Als der Kleine sich umwandte und loslief, stellte Gardemin ihm ein Bein, dass er stolperte und hinfiel und sich die Nase blutig schlug. „Was bist du wieder eilig, du Narr!“ höhnte sein Peiniger von oben herab. „Glaubst wohl, die hohen Damen vergehen schier vor Sehnsucht nach dir? Welcher der Schönen soll denn heute die Ehre zuteil werden, von dir umarmt zu werden? Seid nur nicht gar zu verschwenderisch mit Eurer Gunst, edler Herr!“ Er schlug sich auf die Schenkel und lachte wiehernd. Und mit ihm wieherte der feine Kreis der hohen Herrschaften. Welch ein gelungener Scherz. Dem Kleinen dröhnte das Gelächter wie Donner in den Ohren, und Tränen der Ohnmacht schossen ihm in die Augen. Es schien aber, sie kämen vom Lachen, so hatte er sein Gesicht verzogen. Und er entgegnete offenbar ganz keck: „Seid unbesorgt, mein Herr! Nach Euch nur steht mir der Sinn, oh Sonne meines Herzens.“ Wieder wollte der Hofstaat schier bersten vor Lachen, diesmal über den Kammerlakaien. Niemand bemerkte, dass der Narr eigentlich gar keinen Spaß gemacht hatte.

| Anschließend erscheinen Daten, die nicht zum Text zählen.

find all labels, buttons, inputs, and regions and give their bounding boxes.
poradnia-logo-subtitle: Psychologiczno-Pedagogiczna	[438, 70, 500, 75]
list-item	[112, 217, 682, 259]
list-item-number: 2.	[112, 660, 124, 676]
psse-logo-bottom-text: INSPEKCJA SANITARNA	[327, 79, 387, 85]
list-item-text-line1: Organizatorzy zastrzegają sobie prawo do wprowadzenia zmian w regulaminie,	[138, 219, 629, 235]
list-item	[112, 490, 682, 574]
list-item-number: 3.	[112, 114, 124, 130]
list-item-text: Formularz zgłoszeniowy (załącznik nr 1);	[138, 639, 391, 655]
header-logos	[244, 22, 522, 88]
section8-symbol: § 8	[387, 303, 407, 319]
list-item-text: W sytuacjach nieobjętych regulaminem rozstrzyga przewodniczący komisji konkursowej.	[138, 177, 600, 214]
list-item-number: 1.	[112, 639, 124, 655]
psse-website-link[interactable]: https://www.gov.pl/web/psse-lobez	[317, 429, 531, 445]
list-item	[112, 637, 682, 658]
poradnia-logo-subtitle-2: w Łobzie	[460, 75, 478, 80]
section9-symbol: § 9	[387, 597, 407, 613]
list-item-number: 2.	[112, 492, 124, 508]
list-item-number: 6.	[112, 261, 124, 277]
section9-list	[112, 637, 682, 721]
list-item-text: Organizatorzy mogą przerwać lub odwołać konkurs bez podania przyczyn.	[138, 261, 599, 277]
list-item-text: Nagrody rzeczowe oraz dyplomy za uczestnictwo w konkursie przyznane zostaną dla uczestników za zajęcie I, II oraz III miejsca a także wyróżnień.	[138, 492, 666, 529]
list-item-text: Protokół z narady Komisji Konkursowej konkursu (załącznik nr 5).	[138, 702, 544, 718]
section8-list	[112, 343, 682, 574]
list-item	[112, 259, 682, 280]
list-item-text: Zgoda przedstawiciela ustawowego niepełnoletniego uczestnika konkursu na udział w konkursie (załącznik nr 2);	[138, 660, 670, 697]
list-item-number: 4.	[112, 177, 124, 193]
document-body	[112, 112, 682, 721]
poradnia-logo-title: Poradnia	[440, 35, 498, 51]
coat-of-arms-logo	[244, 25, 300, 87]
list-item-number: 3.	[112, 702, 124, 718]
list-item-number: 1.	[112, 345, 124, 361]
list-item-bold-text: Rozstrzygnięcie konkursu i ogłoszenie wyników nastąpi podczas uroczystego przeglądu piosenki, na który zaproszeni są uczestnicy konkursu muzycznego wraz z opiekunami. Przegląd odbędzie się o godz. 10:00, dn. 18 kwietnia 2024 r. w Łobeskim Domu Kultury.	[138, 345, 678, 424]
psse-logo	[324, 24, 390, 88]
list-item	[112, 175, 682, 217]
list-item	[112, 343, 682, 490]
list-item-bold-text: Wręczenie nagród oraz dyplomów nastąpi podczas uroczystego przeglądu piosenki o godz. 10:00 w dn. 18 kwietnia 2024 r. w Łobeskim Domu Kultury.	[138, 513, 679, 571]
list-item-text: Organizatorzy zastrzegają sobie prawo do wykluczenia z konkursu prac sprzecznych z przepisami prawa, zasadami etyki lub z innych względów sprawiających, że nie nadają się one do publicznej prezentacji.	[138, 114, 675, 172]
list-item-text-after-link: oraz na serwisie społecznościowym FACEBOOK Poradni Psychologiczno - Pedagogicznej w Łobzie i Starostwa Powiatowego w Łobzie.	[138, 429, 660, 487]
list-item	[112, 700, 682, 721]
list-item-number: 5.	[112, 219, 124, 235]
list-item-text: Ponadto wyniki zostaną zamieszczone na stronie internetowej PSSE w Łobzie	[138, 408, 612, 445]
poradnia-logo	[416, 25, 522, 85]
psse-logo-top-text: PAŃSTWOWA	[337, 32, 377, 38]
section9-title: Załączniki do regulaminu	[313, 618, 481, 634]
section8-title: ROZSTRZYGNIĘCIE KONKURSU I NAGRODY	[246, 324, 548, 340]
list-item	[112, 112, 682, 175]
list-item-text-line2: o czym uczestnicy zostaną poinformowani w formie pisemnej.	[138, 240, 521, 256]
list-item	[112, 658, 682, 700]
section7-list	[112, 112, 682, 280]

In dieser Nacht kam dem Zwerg ein wahrlich geistreicher Einfall. Er würde den Mundschenk strafen, ohne von ihm erkannt zu werden. Nicht einmal ahnen sollte Gardemin, wer hinter den Streichen steckte. Und auch die anderen Diener, die der Herr Kammerlakai demütigte, würden ihren Spaß haben.

Es spukt im Schloss

Es war spät geworden in dieser Nacht. Gardemin begab sich als einer der letzten Schlossbewohner endlich zur Ruhe, des Schlafes schon sehr bedürftig. Die Herren hatten wieder tüchtig gezecht. Müde langte er in seiner Kammer an, hängte die Perücke einfach über die Stuhllehne, streifte die Livree ab, schlüpfte ins Nachthemd, legte sich ins Bett, löschte die Kerze auf dem Nachtschrank, zog die Nachtmütze über beide Ohren und drehte sich auf die Seite. So schlief er immer am ehesten ein.